Beslenme ve sağlık arasındaki ilişki, modern bilimin en çok üzerinde durduğu konulardan biridir. Bu ilişkinin en önemli unsurlarından biri olan protein, vücudumuzun yapı taşlarından biridir ve oldukça büyük hayati öneme sahip birçok fonksiyonu destekler. Protein eksikliği, özellikle gelişmekte olan ülkelerde yaygın bir sorun olmakla birlikte, her yaştan birey için ciddi sağlık sorunlarına yol açabilir. Bu nedenle, protein eksikliğinin vücutta yaratabileceği olası aksaklıkları, protein kaynaklarını ve bu eksikliğin nasıl önlenebileceğine dair bilgileri inceleyeceğiz.
Sağlıklı bir vücut ve zihin için proteinin önemi, eksikliğinde ortaya çıkabilecek problemler ve bu durumun genel sağlık üzerindeki uzun vadeli etkileri ele alınacaktır.
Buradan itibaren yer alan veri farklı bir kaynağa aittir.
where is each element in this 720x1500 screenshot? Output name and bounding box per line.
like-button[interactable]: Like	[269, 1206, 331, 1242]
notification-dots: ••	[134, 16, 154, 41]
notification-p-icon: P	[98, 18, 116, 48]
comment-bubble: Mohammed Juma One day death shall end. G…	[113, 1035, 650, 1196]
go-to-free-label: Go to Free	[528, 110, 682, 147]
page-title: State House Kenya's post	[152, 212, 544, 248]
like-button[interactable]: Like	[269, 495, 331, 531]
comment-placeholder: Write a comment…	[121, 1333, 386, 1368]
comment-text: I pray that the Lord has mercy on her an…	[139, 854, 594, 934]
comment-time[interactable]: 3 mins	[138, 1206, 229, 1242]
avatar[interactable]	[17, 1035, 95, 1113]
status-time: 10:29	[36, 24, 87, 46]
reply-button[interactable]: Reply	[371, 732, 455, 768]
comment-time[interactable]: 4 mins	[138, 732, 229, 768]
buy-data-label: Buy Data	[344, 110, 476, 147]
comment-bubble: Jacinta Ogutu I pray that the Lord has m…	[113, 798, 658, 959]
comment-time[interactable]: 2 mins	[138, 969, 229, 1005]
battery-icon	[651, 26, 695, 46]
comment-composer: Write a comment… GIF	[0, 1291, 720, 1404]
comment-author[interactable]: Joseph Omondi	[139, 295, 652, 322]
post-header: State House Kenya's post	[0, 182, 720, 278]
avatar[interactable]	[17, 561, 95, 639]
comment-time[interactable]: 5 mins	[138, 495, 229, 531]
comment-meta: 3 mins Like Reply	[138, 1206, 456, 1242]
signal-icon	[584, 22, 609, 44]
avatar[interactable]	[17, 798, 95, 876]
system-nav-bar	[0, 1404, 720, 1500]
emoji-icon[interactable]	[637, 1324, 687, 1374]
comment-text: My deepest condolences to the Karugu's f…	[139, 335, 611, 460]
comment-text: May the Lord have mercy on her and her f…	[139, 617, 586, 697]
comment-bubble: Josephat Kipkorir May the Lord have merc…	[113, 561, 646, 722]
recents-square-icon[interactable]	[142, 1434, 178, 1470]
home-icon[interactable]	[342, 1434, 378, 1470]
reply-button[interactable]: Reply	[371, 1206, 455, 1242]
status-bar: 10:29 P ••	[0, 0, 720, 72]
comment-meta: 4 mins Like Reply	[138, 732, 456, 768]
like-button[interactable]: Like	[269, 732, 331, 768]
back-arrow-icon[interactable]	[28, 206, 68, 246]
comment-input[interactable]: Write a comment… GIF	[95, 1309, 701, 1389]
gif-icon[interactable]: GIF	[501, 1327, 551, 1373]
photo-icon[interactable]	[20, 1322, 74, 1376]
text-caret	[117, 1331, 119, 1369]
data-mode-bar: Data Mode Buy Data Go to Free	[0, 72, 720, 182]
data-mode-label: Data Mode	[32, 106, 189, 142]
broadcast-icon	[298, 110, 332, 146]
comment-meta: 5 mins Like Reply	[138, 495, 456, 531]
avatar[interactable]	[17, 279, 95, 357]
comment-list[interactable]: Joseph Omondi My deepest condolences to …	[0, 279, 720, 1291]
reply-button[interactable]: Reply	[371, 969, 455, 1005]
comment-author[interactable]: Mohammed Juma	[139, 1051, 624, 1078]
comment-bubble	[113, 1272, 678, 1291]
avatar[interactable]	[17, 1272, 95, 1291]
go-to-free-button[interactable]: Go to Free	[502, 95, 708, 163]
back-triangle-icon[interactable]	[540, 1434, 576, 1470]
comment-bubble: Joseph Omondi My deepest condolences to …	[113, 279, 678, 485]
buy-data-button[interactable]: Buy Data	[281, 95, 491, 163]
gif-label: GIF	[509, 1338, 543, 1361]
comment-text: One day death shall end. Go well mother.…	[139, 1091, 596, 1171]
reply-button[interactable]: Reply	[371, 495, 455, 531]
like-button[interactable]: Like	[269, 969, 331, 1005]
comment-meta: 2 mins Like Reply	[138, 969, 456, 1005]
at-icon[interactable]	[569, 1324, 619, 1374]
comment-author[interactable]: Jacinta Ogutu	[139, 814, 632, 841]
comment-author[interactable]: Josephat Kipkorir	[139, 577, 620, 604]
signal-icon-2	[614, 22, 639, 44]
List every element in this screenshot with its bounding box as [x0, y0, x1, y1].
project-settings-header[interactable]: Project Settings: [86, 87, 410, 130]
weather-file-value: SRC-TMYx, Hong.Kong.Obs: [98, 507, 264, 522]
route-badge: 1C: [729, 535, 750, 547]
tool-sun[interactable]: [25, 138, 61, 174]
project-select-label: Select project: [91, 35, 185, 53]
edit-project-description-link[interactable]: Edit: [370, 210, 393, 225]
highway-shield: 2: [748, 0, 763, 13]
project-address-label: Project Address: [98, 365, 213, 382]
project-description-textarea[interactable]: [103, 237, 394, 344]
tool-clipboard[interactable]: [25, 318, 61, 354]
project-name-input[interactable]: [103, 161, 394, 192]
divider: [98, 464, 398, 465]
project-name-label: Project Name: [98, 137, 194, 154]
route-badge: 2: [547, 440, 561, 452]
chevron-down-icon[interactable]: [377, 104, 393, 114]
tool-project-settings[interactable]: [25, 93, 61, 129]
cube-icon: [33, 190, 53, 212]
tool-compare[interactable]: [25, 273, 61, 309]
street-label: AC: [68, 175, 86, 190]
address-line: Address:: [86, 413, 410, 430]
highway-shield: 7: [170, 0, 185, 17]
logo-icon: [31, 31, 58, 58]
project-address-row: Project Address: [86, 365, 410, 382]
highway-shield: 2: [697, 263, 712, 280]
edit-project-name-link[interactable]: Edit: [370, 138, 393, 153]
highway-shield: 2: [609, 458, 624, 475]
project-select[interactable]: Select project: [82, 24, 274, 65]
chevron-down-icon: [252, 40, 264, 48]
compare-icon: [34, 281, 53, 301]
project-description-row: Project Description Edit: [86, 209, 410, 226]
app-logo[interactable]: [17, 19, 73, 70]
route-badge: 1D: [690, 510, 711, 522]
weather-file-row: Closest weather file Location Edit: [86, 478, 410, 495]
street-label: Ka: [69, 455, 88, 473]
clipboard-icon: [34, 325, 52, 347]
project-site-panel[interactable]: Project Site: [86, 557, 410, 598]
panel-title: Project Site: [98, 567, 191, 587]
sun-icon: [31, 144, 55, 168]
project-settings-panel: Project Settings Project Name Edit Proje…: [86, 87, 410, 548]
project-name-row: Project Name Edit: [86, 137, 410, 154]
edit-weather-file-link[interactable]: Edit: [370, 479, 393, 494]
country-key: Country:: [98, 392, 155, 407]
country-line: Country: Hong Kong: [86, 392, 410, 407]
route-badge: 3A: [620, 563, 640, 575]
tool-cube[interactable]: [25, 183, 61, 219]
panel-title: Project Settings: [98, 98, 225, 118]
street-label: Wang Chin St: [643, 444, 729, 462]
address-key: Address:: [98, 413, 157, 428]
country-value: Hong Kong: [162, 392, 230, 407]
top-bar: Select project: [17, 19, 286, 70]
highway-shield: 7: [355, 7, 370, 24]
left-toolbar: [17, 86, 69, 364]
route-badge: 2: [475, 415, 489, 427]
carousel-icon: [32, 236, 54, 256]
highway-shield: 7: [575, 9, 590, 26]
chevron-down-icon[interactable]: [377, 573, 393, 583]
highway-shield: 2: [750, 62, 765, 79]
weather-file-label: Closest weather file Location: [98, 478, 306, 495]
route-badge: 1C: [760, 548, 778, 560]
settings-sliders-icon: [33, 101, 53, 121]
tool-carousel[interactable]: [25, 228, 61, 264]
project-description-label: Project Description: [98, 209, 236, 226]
Protein yetersizliği ile mücadele, bireysel sağlığımızın yanı sıra toplumsal gelişim ve ekonomik kalkınma açısından da büyük önem taşır.
Genel olarak protein eksikliği vücutta kilo, iştah ve gücün az olmasıyla kendini gösterir. Proteinli yiyeceklerin uzun müddet alınmaması halinde daha ciddi aksaklıklar meydana gelir. Dünyanın birçok yerinde bu çeşitteki aksaklıklara çok rastlanır.
Protein yetersizliğinin ilk belirtisi, büyümenin yavaşlaması ve zamanla durmasıdır.
Sadece fizikî büyüme değil, zihinsel gelişmede de yavaşlama olur.
Hastalıklara karşı direnç de azalır.
Protein kaynakları şunlardır:
1. Süt ve mamulleri,
2. Her çeşit et (et, balık, kümes ve av hayvanları, sakatatlar),
3. Yumurta,
4. Baklagiller,
5. Kuruyemişler (badem, fındık, fıstık, ceviz vb.),
6. Ekmek ve tahıllardır.
Her gün bu besin maddelerinden yeteri kadar alınmasıyla beraber ülkenin ekonomik gelişmesine, hayvansal besin kaynaklarının artırılmasına, üretimin artmasıyla maliyetin düşmesine, eğitim seviyesinin yükseltilmesine de önem verilmesi gerekmektedir.